Every nonprofit needs a strong, dynamic team in order to accomplish their work. When an organization grows the size of its staff and its programs, convening the staff once a year for a retreat is a great way to build stronger teams and relationships, which in turn cultivates a healthy work environment, which in turn leads to greater organizational effectiveness.
I recently facilitated a fantastic team-building retreat for a nonprofit organization I really admire: Youth Speak! Collective. After welcoming 20+ staff members and reviewing the goals of the retreat, I led of with a question I like asking each person of the group to answer as part of the introductions: “If you could be any animal, what would you be and why?” That always generates some laughter, surprise and fun. It also highlights the diversity of the group. After that, we took some time to review the organization’s plan to make sure everyone was on the same page.
Then came the really fun part of the retreat: different segments led by staff focusing on areas such as communication and teamwork. For each topic, a team of one or two staff members shared some best practices and then split the larger group up into smaller groups. This is where the group’s creativity really shined. In one of the sessions, groups created skits to present back to the larger group. In another, they experimented with digital photography. In each case, the group reconvened and reflected on their experiences. After practicing and role-playing as part of an exercise, it gave everyone a direct experience with the topic and led to a very rich discussion. After addressing some big picture topics, we followed up with some specific action planning for each staff member.
Throughout the retreat, I facilitated portions that involved the whole group. I worked to create a space where we heard from multiple members of the staff. I also kept track of time to make sure we kept to the agenda. We made a few minor adjustments to the agenda as we went and accomplished everything we set out to do.

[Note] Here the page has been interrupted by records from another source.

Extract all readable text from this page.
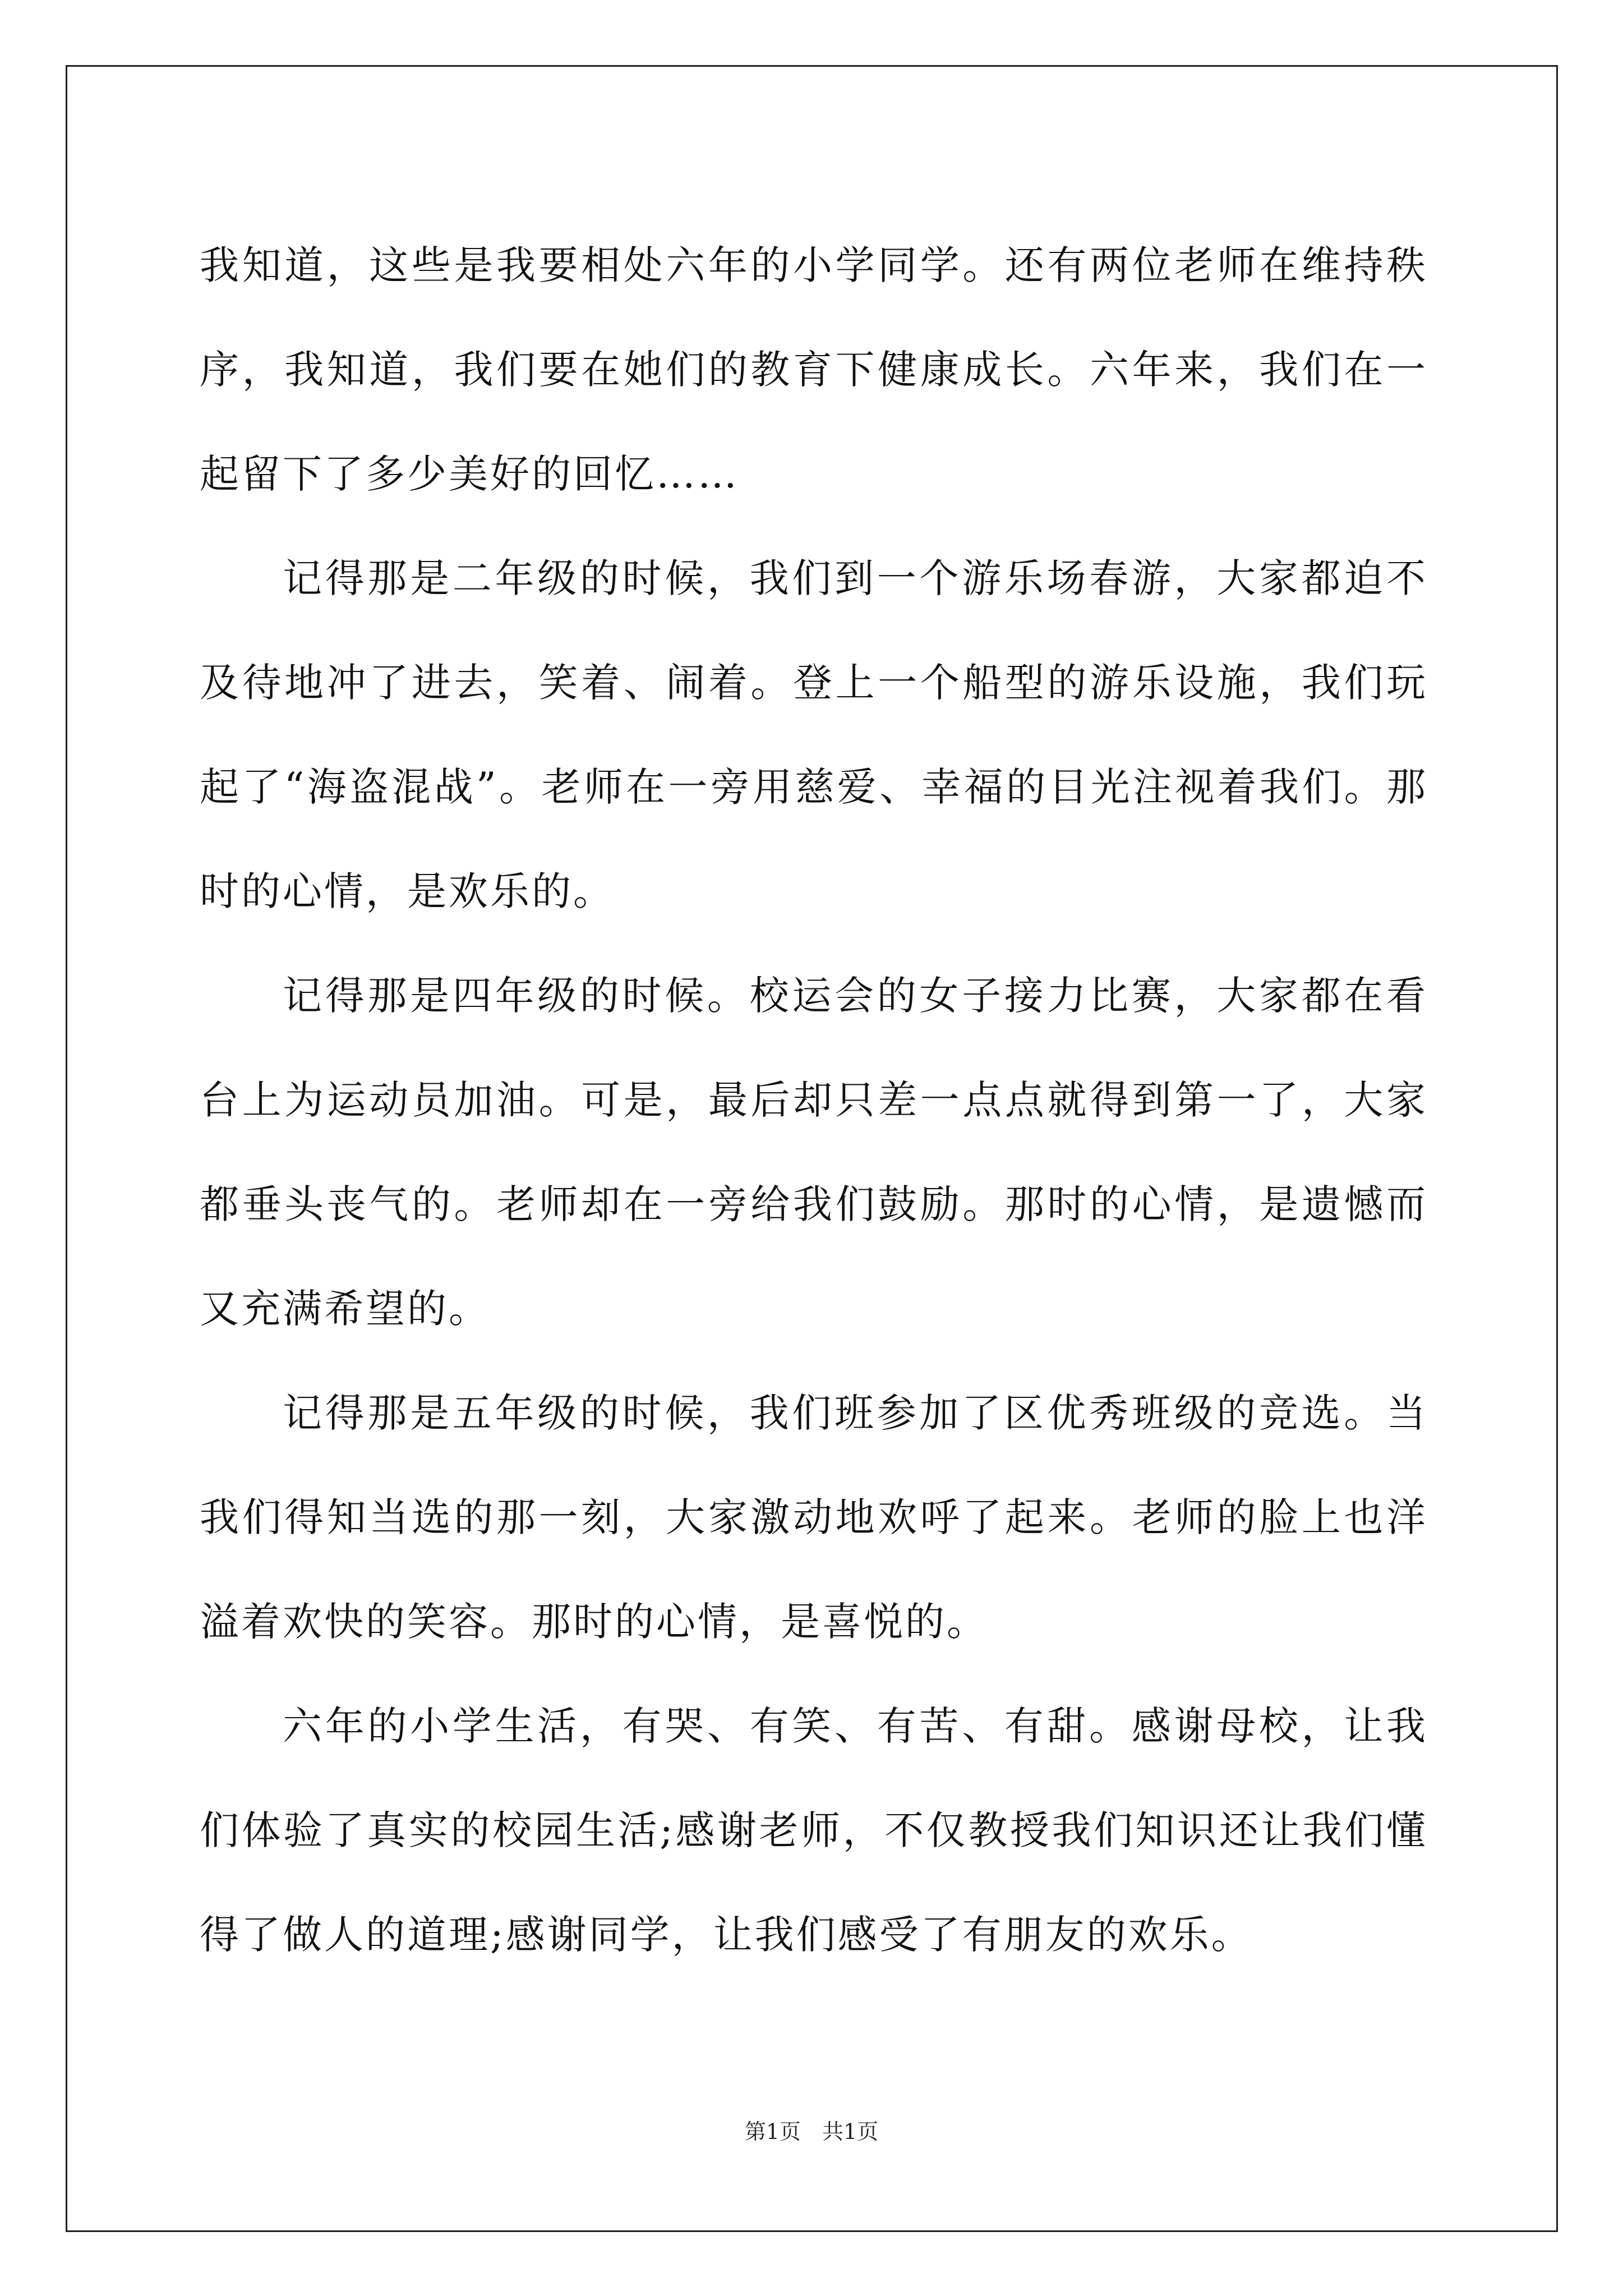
我知道，这些是我要相处六年的小学同学。还有两位老师在维持秩序，我知道，我们要在她们的教育下健康成长。六年来，我们在一起留下了多少美好的回忆……

记得那是二年级的时候，我们到一个游乐场春游，大家都迫不及待地冲了进去，笑着、闹着。登上一个船型的游乐设施，我们玩起了“海盗混战”。老师在一旁用慈爱、幸福的目光注视着我们。那时的心情，是欢乐的。

记得那是四年级的时候。校运会的女子接力比赛，大家都在看台上为运动员加油。可是，最后却只差一点点就得到第一了，大家都垂头丧气的。老师却在一旁给我们鼓励。那时的心情，是遗憾而又充满希望的。

记得那是五年级的时候，我们班参加了区优秀班级的竞选。当我们得知当选的那一刻，大家激动地欢呼了起来。老师的脸上也洋溢着欢快的笑容。那时的心情，是喜悦的。

六年的小学生活，有哭、有笑、有苦、有甜。感谢母校，让我们体验了真实的校园生活;感谢老师，不仅教授我们知识还让我们懂得了做人的道理;感谢同学，让我们感受了有朋友的欢乐。

第1页　共1页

As we came towards closing the retreat, I asked everyone to stand up and form a circle around the organic vegetable garden (the retreat took place in a lovely back yard in Sunland). I asked folks to look around at the others on the staff that make up this great organization. I asked folks to reflect on the day and appreciate the growth that occurred. In closing, I asked folks to share how they felt about the day we spent together by comparing their experiences during the retreat to a fruit or a vegetable. My favorite response was something to the effect of “Today was like a tomato. It was juicy and sweet. We had amazing conversations and I feel closer to everyone who is here.” With that, everyone smiled and laughed. While that ended the formal retreat and we fired up the barbeque for an informal, celebratory meal where the conversations continued.